AI can, for instance, contribute to 3D visualization and speeding up other work that ordinarily takes hours.
“There’s a lot of opportunity right now for AI to [make] the process infinitely faster,” Chang said.
Chow said detection and measurement might sound simple but have big effects.
“The standard of care literally is using a ruler to measure tumor size year-over-year,” he said.

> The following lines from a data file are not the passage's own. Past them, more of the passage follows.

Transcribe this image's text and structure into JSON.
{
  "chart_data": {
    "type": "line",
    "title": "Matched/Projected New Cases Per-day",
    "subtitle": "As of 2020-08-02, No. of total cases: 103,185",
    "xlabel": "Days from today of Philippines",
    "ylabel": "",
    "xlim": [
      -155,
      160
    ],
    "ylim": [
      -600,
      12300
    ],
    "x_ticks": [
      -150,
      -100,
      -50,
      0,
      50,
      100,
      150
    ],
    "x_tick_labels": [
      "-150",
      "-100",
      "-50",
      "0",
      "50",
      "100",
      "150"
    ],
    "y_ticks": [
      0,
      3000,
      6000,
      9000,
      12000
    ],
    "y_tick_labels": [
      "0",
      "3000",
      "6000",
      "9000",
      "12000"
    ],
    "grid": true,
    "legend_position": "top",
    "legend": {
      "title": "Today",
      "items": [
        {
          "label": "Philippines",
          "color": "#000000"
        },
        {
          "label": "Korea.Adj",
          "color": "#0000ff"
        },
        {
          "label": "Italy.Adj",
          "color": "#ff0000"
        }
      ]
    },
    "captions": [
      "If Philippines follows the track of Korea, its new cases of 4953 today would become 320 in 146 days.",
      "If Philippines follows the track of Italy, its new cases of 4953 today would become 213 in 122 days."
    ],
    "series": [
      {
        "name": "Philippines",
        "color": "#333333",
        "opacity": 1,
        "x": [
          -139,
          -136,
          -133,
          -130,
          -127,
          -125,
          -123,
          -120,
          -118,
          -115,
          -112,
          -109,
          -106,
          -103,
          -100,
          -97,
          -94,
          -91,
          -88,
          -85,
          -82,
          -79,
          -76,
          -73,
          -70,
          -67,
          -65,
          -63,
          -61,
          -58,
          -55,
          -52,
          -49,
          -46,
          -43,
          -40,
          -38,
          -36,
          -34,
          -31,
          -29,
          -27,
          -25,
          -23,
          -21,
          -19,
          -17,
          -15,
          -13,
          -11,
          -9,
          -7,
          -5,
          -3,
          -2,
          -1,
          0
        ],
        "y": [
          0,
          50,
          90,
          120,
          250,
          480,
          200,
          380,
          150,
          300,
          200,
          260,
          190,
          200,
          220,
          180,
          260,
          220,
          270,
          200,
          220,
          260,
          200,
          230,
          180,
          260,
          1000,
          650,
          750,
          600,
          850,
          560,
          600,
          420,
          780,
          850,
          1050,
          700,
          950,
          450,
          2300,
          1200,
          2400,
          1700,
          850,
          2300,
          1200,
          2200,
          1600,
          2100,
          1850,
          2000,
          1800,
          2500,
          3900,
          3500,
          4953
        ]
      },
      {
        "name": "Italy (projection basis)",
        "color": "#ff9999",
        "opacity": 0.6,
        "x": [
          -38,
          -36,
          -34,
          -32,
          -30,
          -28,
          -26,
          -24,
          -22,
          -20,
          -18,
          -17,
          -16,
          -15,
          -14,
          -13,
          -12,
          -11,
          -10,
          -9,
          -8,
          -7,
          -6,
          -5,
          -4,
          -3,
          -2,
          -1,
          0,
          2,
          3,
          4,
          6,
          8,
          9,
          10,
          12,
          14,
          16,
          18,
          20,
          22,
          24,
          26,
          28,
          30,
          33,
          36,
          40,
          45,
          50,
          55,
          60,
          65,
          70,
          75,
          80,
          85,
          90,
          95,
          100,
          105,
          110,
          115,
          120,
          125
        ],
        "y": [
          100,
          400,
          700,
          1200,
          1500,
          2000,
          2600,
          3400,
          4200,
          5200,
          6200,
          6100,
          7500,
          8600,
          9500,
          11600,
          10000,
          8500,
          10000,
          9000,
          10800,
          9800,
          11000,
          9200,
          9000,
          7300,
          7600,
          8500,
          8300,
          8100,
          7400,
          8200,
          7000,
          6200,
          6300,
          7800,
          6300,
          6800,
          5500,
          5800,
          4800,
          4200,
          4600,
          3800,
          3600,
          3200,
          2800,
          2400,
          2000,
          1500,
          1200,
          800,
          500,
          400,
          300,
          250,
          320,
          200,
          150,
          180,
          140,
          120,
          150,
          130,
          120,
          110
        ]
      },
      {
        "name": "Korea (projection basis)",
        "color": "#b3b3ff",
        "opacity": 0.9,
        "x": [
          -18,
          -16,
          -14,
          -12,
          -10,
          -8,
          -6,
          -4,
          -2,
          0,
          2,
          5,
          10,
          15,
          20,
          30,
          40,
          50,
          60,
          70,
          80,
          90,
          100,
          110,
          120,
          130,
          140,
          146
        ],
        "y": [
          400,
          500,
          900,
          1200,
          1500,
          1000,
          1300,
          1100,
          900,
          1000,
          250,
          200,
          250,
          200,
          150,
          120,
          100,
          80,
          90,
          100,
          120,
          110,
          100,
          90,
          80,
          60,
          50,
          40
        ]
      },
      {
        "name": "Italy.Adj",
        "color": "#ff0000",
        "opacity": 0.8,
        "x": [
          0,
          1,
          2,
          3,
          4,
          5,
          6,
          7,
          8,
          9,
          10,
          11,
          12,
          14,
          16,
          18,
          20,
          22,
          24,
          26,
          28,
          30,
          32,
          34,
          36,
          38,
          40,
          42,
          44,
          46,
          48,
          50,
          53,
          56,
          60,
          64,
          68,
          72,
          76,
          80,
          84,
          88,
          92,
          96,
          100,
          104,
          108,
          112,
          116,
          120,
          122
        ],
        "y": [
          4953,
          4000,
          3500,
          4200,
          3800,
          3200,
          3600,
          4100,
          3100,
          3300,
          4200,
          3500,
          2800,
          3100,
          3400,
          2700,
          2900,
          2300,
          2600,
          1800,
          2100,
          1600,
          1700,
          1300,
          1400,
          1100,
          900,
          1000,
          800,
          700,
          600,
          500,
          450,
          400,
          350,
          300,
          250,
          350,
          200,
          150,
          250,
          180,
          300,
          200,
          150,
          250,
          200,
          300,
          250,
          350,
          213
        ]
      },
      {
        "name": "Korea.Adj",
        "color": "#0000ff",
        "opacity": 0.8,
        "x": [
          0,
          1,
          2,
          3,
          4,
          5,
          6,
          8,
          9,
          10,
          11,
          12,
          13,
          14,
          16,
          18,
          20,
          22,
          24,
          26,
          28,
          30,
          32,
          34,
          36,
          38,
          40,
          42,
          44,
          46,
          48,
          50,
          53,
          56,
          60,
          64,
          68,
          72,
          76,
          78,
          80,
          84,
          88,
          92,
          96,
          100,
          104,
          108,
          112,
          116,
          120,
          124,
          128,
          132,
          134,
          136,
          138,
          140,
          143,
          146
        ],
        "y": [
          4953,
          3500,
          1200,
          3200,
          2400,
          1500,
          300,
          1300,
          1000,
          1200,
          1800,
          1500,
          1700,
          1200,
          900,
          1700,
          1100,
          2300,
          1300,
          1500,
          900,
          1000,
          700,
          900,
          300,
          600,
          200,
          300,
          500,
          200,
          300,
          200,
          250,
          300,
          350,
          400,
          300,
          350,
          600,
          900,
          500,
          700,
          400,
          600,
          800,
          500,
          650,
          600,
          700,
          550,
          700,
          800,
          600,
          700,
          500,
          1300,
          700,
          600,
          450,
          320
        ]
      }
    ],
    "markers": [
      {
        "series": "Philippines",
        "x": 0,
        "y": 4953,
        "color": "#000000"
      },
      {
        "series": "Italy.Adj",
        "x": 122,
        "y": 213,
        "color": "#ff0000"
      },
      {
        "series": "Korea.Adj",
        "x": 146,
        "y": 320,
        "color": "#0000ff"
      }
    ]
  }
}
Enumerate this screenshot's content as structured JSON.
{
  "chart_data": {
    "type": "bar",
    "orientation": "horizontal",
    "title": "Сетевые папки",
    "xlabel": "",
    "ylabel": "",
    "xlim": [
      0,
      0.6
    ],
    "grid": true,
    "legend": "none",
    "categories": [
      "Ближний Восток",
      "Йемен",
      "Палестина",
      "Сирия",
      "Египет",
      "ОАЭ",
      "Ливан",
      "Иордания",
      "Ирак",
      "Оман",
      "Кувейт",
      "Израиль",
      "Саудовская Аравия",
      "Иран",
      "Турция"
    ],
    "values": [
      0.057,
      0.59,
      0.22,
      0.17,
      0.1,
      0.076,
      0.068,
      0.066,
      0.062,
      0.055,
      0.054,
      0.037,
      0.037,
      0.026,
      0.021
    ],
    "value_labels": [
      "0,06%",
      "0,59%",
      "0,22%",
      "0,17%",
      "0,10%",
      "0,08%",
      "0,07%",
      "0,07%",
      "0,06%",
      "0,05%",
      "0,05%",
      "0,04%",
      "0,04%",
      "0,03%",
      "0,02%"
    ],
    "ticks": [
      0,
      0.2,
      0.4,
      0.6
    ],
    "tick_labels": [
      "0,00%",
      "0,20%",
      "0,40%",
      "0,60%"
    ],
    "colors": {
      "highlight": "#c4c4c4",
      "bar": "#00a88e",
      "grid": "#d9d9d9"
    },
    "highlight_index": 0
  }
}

Accurate measurement affects diagnoses and drug dosage, among other issues.
Chang said implementation is less about the technology itself and more about “the dialogue between physicians and engineers making these algorithms—a lot is lost in these translations.”
Chow is “a physician interested in AI,” he said, “but I would be unable to initiate a program.”
Chang is “a software developer and physician” who can combine code and clinical need, Chow said.
The pair said this integrated expertise of doctors and computer scientists will help identify clinically relevant applications.
Precision Medicine
The goal is to use the tools in hospitals, helping patients and physicians.
CHOC, for instance, started looking at data from 40,000 admissions and came up with nearly a hundred variables that can be fed into healthcare’s developing big data machine, “using machine learning prediction [to] rate patients as low-, mid- or higher-risk for readmission,” Feaster said.
Such use could help predict, for instance, patients who “are likely to be readmitted within seven days of discharge.” Hospital caregivers could intervene with higher-risk patients—identified in electronic medical records systems—“prior to discharging the patient to reduce our readmission rate.”
CHOC has already seen a downward trend for readmission, Feaster said.
The healthcare provider also plans tools that can track common pediatric diseases and recommend care. In asthma patients, for instance, it has developed an alert system to remind patients to take pulmonary function tests—part of how the malady is managed.
MemorialCare’s hospital system has used data to improve on “a key safety focus across California”—lowering the rate of birth by caesarean section to 22.5%, below state goals of 23.9%, according to Chief Transformation Officer Helen Macfie and Chief Medical Officer James Leo.
Providence has created a sepsis identification and treatment protocol, first established at Hoag Memorial Hospital Presbyterian in Newport Beach, and applied it throughout its system, a key reason it wants to develop the clinical best practices in the first place. Sepsis—the body’s response to infection—can be an early-stage condition, and life-threatening if not identified and treated quickly.
“Population health depends on where you start on the continuum,” Marino said. “We focus on early intervention” with tools built from data that helps screen patients for potential problems.